Monday, August 27

Imperfection, Impermanence and the Intangibles

One thing I have learned early on in life is that many things are temporary. I think this is a valuable lesson for people who are artists, programmers, parents.. everyone. The fact that I have learned to cope with this idea has saved me lots of heartache and despair. My little sister used to 'enhance' my art with her own little scribbles in bright blue marker! It sucked but what was there to do? Or even with my programming work, I can be working on something for a good chunk of time only to have it thrown out in a second. When this happens I generally just shrug it off and consider it my own personal Mandala. The first time I came across Mandala's was during the Buddhism section of my World Religions class in grade 11. Basically we were taught that Mandala art was an intricate sand-painting that was a form of meditation for Buddhists, and that when they were finished with it... they would destroy it to represent no attachments to the human world. Humans have a tendency to 'claim' things. When we do something amazing we want to keep it forever to show it off to the rest of the world. So this concept of just tossing the art away was truly mind boggling to me at first. (Of course I don't know if what I was taught in school is 100% accurate but to me it was more the meaning of the lesson that was the important part.) Below is a picture of a Mandala.

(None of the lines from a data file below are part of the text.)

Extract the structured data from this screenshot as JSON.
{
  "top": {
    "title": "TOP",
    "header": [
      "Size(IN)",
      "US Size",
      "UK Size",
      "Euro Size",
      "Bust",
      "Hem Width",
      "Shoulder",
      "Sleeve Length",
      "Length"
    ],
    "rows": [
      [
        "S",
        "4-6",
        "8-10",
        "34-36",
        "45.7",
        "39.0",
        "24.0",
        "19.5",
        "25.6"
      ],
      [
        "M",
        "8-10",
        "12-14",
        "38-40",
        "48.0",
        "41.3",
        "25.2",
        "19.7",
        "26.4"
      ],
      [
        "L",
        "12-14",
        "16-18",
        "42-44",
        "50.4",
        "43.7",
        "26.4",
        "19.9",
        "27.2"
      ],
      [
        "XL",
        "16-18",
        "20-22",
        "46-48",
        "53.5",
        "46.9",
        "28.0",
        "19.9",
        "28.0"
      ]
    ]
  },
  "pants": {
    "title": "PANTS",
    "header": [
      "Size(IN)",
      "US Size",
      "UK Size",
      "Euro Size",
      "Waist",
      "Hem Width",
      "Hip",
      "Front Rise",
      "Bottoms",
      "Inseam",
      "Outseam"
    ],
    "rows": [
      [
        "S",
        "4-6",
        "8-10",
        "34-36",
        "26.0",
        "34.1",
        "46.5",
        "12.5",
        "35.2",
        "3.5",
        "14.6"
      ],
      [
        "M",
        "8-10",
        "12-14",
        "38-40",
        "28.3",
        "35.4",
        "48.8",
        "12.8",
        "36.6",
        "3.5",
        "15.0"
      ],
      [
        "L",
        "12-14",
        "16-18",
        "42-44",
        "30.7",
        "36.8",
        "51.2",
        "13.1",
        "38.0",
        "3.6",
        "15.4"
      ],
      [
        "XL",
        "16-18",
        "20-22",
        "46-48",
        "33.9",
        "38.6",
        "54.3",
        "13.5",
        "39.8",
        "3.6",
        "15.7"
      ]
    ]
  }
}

Thangka painting of Vajradhatu Mandala (Taken off of Wikipedia)

Earlier today I was pondering about how other people might feel about just discarding their art and if there are artists who have made art with the intent to discard it afterwards. I immediately remembered the art of the imperfect guy! Nikki showed me a TedTalk video awhile ago of Phil Hansen, who wanted to be an artist but couldn't draw a straight line. He was diagnosed with permanent nerve damage.

 He loved art so much that he learned to embrace his imperfect-ness. He began to think about what if he had other limitations and how they would effect the way he does art and what he might do to overcome it. This thinking led him to do much experimentation. Phil Hanson came into my thoughts because he did a project that lasted around a year called "Goodbye Art", where he had to destroy his art after its creation. For instance he paper-shred it, burnt it, created art on bananas that would rot, etc. He made art that did not have to be "tangible, serious or permanent".

7,000 matches colored, painted and stacked. (Go here for more info)

This train of thought about welcoming imperfection led my mind to drift again. This time it started to think about Ensō, which means circle in Japanese. When working with Ensō one must simply stop thinking which allows your body and spirit just create.

"For the former, the opening may express various ideas, for example that the ensō is not separate, but is part of something greater, or that imperfection is an essential and inherent aspect of existence" (More Info)
I find it interesting that when I think of art it always has to be 'permanent' in my mind, but some of the most beautiful art (the natural world around us) is all about change and the cycle of life and death. Impermanence and imperfection are negative words in today's society but clearly they don't have to be. Its all about perception and opening yourself up to the idea of art that doesn't have to be 'perfect' or 'permanent'.

Art is a great way to just let go and it is a healthy exercise to just empty your mind and not worry about the final product. Embrace the intangible and hold yourself to no standard of perfection.